A few days ago, I learned of an old friend from years ago who had recently passed away. After his death, I discovered that he had a Face Book page and it was still up. It got me thinking about how social media sites seem timeless, and I wondered what normally happens after the principal dies. This may seem like a bit of a stretch for a blog about family law issues, but there is probably some overlap between probate, family law and estate planning regarding how social media sites react to death and maybe divorce. Fortunately, I was able to find a answer to my question. For an excellent review of how Face Book, MySpace, various Google accounts and Twitter operate after a person's death, take a look at the recent post by Jacqui Cheng in Law & Disorder.
I have previously written here and here and here about the increasingly prominent role of Internet postings on various social media sites that come up in divorce and other family law cases. These posts generally were cautioning people to be careful about what they write on Internet sites. (They also need to be careful about texting.)
Another possibility that I haven't seen addressed and haven't heard anything about yet is the possibility that an Internet site is a valuable asset which could be included in the property division in a divorce. There are certainly reports about blogs and web sites that become very profitable and generate large incomes. There is value in such a site, but it may be pretty difficult to put a value on it. On the other hand, something that produces thousands of dollars of income a month or year can't be ignored.

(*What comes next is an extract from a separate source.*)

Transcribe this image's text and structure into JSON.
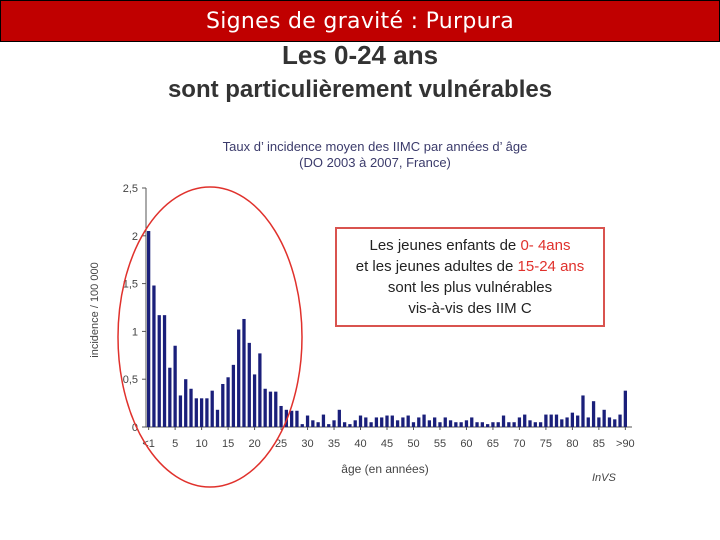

In a similar vein, social media can have value that should or could be considered in a property division. A Face Book page might have some commercial value, depending on how it is focused and managed, and a Fan Page on Face Book is specifically available for businesses. Twitter accounts, You Tube and other new media can also have commercial value. The names associated with various social media, blogs or a web site can have commercial value and can be sold, just as a web site can be sold. Licensing agreements are becoming more popular in businesses that rely on the Internet, and the agreements can have value.
People should be aware of the potential issues that will arise in divorce cases where the parties have active on-line businesses and use the social media to promote them. If you or your spouse have such a business, be sure to let your attorney know. If anyone has had a divorce where ownership or value of an Internet business was an issue, please let us know about it and how it was resolved. Just like death, divorce will not necessarily end an on-line business.